Exemple : l’avocat Sergueï Magnitski. A force d’enquêter sur la corruption et la collusion entre criminels de droits communs et personnalités officielles, il a fini par mourir en prison en 2009.

De la même manière, le traitement réservé à l’homme d’affaires Mikhail Khodorkovski, ancien PDG de Ioukos finalement contraint à l’exil après dix ans de prison, fait ressembler son dossier à celui d’un prisonnier d’opinion.

Les litiges commerciaux sont rarement dénoués devant un tribunal d’arbitrage, plus généralement "transformés" en procès pénal avec des manipulations dans tous les sens.

Le procès en cours du banquier français Philippe Delpal en est une bonne illustration. 

Bref, en matière économique, ce qui compte c’est la protection des intérêts russes et du pouvoir russe. Les droits de l’homme n’ont pas de place là-dedans. 

43 min
  • Psychologie et sociologie

Il y a d’abord le pouvoir. Il est aujourd’hui autocratique et ultra centralisé, autour de Vladimir Poutine, aujourd’hui âgé de 68 ans.

Le président russe est au pouvoir depuis vingt ans, d’une manière ou d’une autre. Et après la réforme constitutionnelle adoptée l’an dernier, il peut encore espérer tirer les ficelles pendant une quinzaine d’années.
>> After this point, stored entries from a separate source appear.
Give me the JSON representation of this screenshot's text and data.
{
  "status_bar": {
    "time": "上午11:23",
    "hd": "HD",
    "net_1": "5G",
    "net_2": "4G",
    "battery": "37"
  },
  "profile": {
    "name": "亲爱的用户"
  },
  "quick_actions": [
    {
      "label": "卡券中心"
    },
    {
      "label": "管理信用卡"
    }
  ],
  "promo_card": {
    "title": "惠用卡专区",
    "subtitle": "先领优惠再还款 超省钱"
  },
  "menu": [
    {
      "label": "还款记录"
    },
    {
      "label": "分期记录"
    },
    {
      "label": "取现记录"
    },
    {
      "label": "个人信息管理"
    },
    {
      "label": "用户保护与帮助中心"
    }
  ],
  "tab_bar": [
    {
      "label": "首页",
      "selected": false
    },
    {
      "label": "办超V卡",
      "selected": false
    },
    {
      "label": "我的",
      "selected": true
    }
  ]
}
Comme Staline avant lui sous l’Union Soviétique, sa philosophie, c’est "le droit c’est moi". Avec sa garde rapprochée, il entend restaurer la grandeur russe et conserver ses prébendes. Là encore, ça ne laisse guère de place aux droits de l’homme. Par exemple, c’est Poutine qui nomme directement le chef du Conseil des droits de l’homme russe. Tout est dit.

De la même manière, les juges fédéraux sont nommés directement ou indirectement par le Kremlin. 
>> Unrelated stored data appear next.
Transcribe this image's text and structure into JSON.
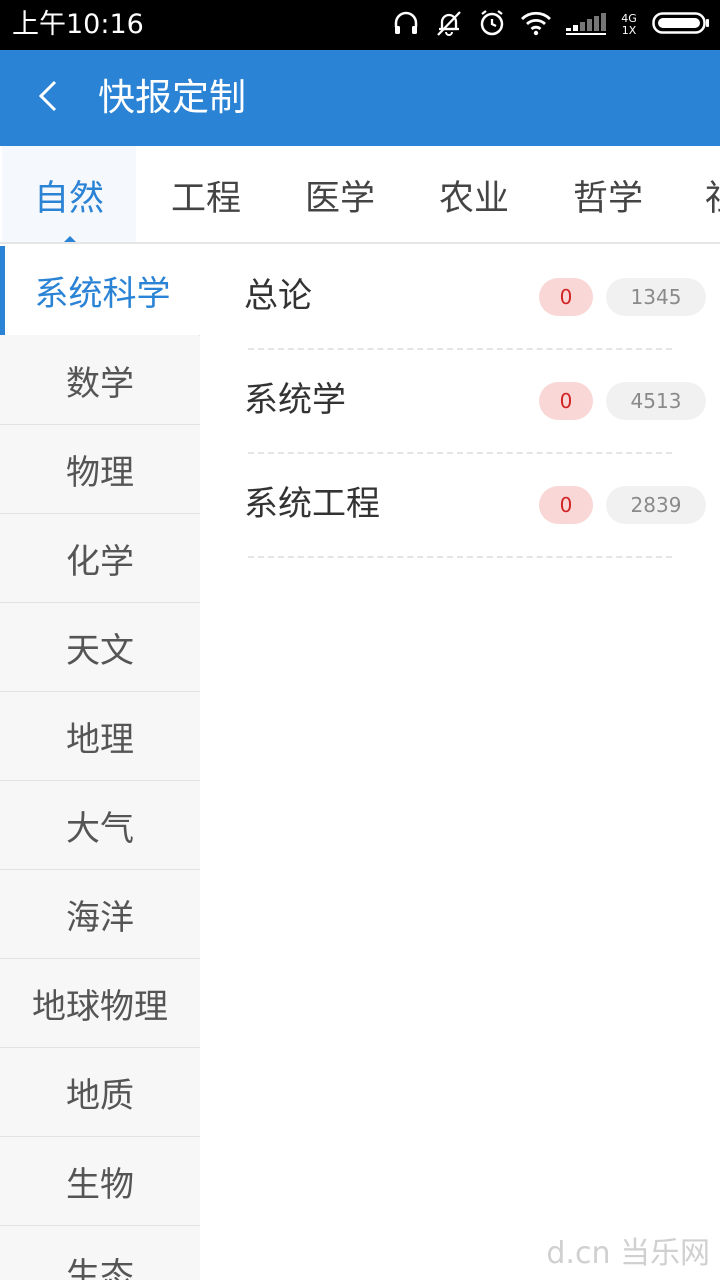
{
  "status_bar": {
    "time": "上午10:16",
    "network_top": "4G",
    "network_bottom": "1X",
    "icons": [
      "headphones-icon",
      "mute-bell-icon",
      "alarm-icon",
      "wifi-icon",
      "signal-icon",
      "battery-icon"
    ]
  },
  "app_bar": {
    "back_icon": "chevron-left-icon",
    "title": "快报定制"
  },
  "tabs": [
    {
      "label": "自然",
      "active": true
    },
    {
      "label": "工程",
      "active": false
    },
    {
      "label": "医学",
      "active": false
    },
    {
      "label": "农业",
      "active": false
    },
    {
      "label": "哲学",
      "active": false
    },
    {
      "label": "社",
      "active": false
    }
  ],
  "side_nav": [
    {
      "label": "系统科学",
      "active": true
    },
    {
      "label": "数学"
    },
    {
      "label": "物理"
    },
    {
      "label": "化学"
    },
    {
      "label": "天文"
    },
    {
      "label": "地理"
    },
    {
      "label": "大气"
    },
    {
      "label": "海洋"
    },
    {
      "label": "地球物理"
    },
    {
      "label": "地质"
    },
    {
      "label": "生物"
    },
    {
      "label": "生态"
    }
  ],
  "content": {
    "rows": [
      {
        "title": "总论",
        "new_count": "0",
        "total_count": "1345"
      },
      {
        "title": "系统学",
        "new_count": "0",
        "total_count": "4513"
      },
      {
        "title": "系统工程",
        "new_count": "0",
        "total_count": "2839"
      }
    ]
  },
  "watermark": "d.cn 当乐网",
  "colors": {
    "primary": "#2a83d4",
    "badge_red_bg": "#f9d7d7",
    "badge_red_text": "#d12424",
    "badge_gray_bg": "#f1f1f1"
  }
}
La situation est plus complexe au niveau de la société russe dans son ensemble. Elle n’est pas homogène et elle est traversée de courants contradictoires.

D’un côté, il y a le poids de la tradition, une forme de fatalisme et d’obéissance inculqués dans le système éducatif, la méfiance vis-à-vis de l’étranger, l’influence de l’Eglise orthodoxe qui s’oppose aux notions de laïcité et de liberté de conscience et veut imposer ses normes. Et la peur qui conduit à ne pas s’aventurer trop loin.
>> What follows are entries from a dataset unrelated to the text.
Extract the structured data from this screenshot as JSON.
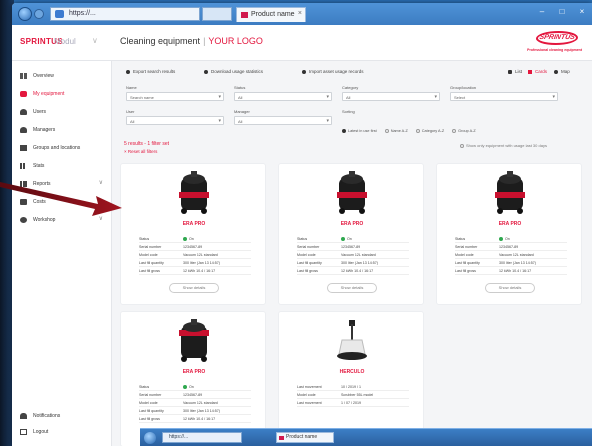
{
  "browser": {
    "address": "https://...",
    "tab_label": "Product name",
    "tab_close": "×",
    "controls": [
      "–",
      "□",
      "×"
    ]
  },
  "header": {
    "brand": "SPRINTUS",
    "brand_sub": "Modul",
    "chevron": "∨",
    "title_main": "Cleaning equipment",
    "title_sep": "|",
    "title_logo": "YOUR LOGO",
    "logo_text": "SPRINTUS",
    "logo_sub": "Professional cleaning equipment"
  },
  "sidebar": {
    "items": [
      {
        "label": "Overview",
        "icon": "grid-icon",
        "active": false
      },
      {
        "label": "My equipment",
        "icon": "vacuum-icon",
        "active": true
      },
      {
        "label": "Users",
        "icon": "users-icon",
        "active": false
      },
      {
        "label": "Managers",
        "icon": "manager-icon",
        "active": false
      },
      {
        "label": "Groups and locations",
        "icon": "location-icon",
        "active": false
      },
      {
        "label": "Stats",
        "icon": "chart-icon",
        "active": false
      },
      {
        "label": "Reports",
        "icon": "report-icon",
        "active": false
      },
      {
        "label": "Costs",
        "icon": "costs-icon",
        "active": false
      },
      {
        "label": "Workshop",
        "icon": "settings-icon",
        "active": false
      }
    ],
    "bottom": [
      {
        "label": "Notifications",
        "icon": "bell-icon"
      },
      {
        "label": "Logout",
        "icon": "logout-icon"
      }
    ]
  },
  "toolbar": {
    "actions": [
      "Export search results",
      "Download usage statistics",
      "Import asset usage records"
    ],
    "views": [
      "List",
      "Cards",
      "Map"
    ]
  },
  "filters": {
    "row1": [
      {
        "label": "Name",
        "value": "Search name"
      },
      {
        "label": "Status",
        "value": "All"
      },
      {
        "label": "Category",
        "value": "All"
      },
      {
        "label": "Group/location",
        "value": "Select"
      }
    ],
    "row2": [
      {
        "label": "User",
        "value": "All"
      },
      {
        "label": "Manager",
        "value": "All"
      }
    ],
    "sorting_label": "Sorting",
    "sorting_options": [
      {
        "label": "Latest in use first",
        "on": true
      },
      {
        "label": "Name A-Z",
        "on": false
      },
      {
        "label": "Category A-Z",
        "on": false
      },
      {
        "label": "Group A-Z",
        "on": false
      }
    ]
  },
  "results": {
    "count": "5 results - 1 filter set",
    "filter_link": "× Reset all filters",
    "note": "Show only equipment with usage last 30 days"
  },
  "cards": [
    {
      "name": "ERA PRO",
      "image": "vacuum-icon",
      "rows": [
        [
          "Status",
          "On"
        ],
        [
          "Serial number",
          "1234567-89"
        ],
        [
          "Model code",
          "Vacuum 12L standard"
        ],
        [
          "Last fill quantity",
          "300 liter (Jan 13 14:57)"
        ],
        [
          "Last fill gross",
          "12 kWh 10.4 / 16:17"
        ]
      ],
      "button": "Show details"
    },
    {
      "name": "ERA PRO",
      "image": "vacuum-icon",
      "rows": [
        [
          "Status",
          "On"
        ],
        [
          "Serial number",
          "1234567-89"
        ],
        [
          "Model code",
          "Vacuum 12L standard"
        ],
        [
          "Last fill quantity",
          "300 liter (Jan 13 14:57)"
        ],
        [
          "Last fill gross",
          "12 kWh 10.4 / 16:17"
        ]
      ],
      "button": "Show details"
    },
    {
      "name": "ERA PRO",
      "image": "vacuum-icon",
      "rows": [
        [
          "Status",
          "On"
        ],
        [
          "Serial number",
          "1234567-89"
        ],
        [
          "Model code",
          "Vacuum 12L standard"
        ],
        [
          "Last fill quantity",
          "300 liter (Jan 13 14:57)"
        ],
        [
          "Last fill gross",
          "12 kWh 10.4 / 16:17"
        ]
      ],
      "button": "Show details"
    },
    {
      "name": "ERA PRO",
      "image": "vacuum-icon",
      "rows": [
        [
          "Status",
          "On"
        ],
        [
          "Serial number",
          "1234567-89"
        ],
        [
          "Model code",
          "Vacuum 12L standard"
        ],
        [
          "Last fill quantity",
          "300 liter (Jan 13 14:57)"
        ],
        [
          "Last fill gross",
          "12 kWh 10.4 / 16:17"
        ]
      ],
      "button": "Show details"
    },
    {
      "name": "HERCULO",
      "image": "scrubber-icon",
      "rows": [
        [
          "Last movement",
          "10 / 2019 / 1"
        ],
        [
          "Model code",
          "Scrubber 55L model"
        ],
        [
          "Last movement",
          "1 / 07 / 2019"
        ]
      ],
      "button": ""
    }
  ],
  "colors": {
    "accent": "#e3173e",
    "status_green": "#2fa84f",
    "arrow": "#a0141f"
  }
}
Mais de l’autre, il y a en particulier dans les villes et chez les plus jeunes, une aspiration évidente à plus de liberté. C’est là, en grande partie, que l’on va trouver les soutiens de Navalny. 

La Russie possède une société civile avec une petite marge de liberté. Ce n’est pas une dictature totale. Cette société civile conduit des mobilisations ponctuelles réussies, sur des sujets environnementaux ou de liberté de la presse. Elle se mobilise essentiellement via vers les réseaux sociaux, y compris les réseaux russes comme V Kontakte ou Odnoklassniki.

Elle a le droit d’exister tant qu’elle ne menace pas le pouvoir. Dès que le pouvoir se sent menacé, il réprime. C’est l’affaire Navalny.

Pour toutes ces raisons, la notion de "droits de l’homme" telle qu’on la définit en Occident, est loin de s’être imposée en Russie et ne va pas nécessairement s’imposer de sitôt.